I know it's not realistic, but I can't help thinking about all these things without wondering what life would be like if we didn't have to worry about money. It doesn't take thinking about it for very long to realize SO much of the pressure we feel is driven by our need to survive/make money.
I'm intrigued by your note about not being sure if the projects would be any better if they expanded into the vacant time. I agree there's probably some benefit to the urgency and creative restrictions that come with deadlines. On a spiritual level, I think it helps to trust that things are happening in the right time and unfolding in the right way, even if it doesn't feel like it in the moment. Whether that's true or not, believing it helps me make peace with my limitations. But believing it is easier said than done!
Thank you for the meaty reply! Monotasking and time blocking--never thought of them as basically the same thing, but I think they are except for the scheduling aspect of time blocking. Totally agree about the pressure exerted by the need to survive / make money.
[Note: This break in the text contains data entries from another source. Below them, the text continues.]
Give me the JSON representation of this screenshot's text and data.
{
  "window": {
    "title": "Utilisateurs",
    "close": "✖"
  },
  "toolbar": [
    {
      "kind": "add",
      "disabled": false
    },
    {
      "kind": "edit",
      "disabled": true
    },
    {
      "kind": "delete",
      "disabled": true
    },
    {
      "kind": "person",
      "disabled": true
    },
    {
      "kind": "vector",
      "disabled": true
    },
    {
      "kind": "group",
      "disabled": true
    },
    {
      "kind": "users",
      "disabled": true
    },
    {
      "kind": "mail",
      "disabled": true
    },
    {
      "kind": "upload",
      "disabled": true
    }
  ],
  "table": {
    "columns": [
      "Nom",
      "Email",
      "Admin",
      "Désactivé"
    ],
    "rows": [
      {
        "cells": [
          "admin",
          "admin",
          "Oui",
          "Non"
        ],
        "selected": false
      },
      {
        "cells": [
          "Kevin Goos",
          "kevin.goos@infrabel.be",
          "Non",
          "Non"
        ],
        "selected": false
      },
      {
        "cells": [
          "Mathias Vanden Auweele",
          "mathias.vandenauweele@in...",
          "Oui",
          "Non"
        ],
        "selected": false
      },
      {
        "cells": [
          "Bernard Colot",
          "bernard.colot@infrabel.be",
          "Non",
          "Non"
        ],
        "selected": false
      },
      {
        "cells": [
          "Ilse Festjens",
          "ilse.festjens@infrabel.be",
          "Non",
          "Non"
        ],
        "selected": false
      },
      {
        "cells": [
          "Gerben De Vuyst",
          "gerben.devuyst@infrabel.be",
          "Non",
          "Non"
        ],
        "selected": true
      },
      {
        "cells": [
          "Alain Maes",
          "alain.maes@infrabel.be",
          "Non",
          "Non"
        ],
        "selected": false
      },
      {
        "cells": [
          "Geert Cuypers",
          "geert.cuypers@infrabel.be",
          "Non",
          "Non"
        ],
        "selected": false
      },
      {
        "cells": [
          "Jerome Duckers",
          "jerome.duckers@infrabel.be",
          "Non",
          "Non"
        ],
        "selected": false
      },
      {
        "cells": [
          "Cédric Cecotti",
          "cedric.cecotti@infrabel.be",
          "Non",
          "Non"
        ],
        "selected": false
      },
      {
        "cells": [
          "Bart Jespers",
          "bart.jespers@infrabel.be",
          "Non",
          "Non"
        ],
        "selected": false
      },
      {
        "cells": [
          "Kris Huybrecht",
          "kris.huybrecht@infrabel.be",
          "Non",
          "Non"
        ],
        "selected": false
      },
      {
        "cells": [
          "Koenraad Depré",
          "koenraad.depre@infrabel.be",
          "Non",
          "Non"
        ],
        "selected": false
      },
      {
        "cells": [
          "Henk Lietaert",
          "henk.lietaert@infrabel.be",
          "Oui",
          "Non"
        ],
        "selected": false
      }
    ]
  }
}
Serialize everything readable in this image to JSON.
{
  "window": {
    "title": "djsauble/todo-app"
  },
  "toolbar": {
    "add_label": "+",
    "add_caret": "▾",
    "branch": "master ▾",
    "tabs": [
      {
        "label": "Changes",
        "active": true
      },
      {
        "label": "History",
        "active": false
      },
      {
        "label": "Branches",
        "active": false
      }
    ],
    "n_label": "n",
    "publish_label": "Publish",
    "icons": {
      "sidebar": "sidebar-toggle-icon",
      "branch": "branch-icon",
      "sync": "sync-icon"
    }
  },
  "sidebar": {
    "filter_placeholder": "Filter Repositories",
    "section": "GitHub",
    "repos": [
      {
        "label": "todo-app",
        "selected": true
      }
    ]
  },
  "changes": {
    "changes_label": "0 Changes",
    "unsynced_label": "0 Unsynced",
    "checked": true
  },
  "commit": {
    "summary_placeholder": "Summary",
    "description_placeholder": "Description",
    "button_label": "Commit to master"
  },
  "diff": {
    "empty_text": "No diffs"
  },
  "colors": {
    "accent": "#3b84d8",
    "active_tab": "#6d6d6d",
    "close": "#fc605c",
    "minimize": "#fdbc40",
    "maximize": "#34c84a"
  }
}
I know a couple of creative types who have cut their costs to the bone to lessen that pressure...I feel like for me, it just adds the pressure of trying to spend as little as possible. Anyway, great topic and I'm going to subscribe.
That's amazing! Thank you so much for signing up. You have been such a source of inspiration and support for...10 years??? Thank you, Pat!!! I'm looking forward to philosophizing with you and fan girling about Oliver Burkeman with you.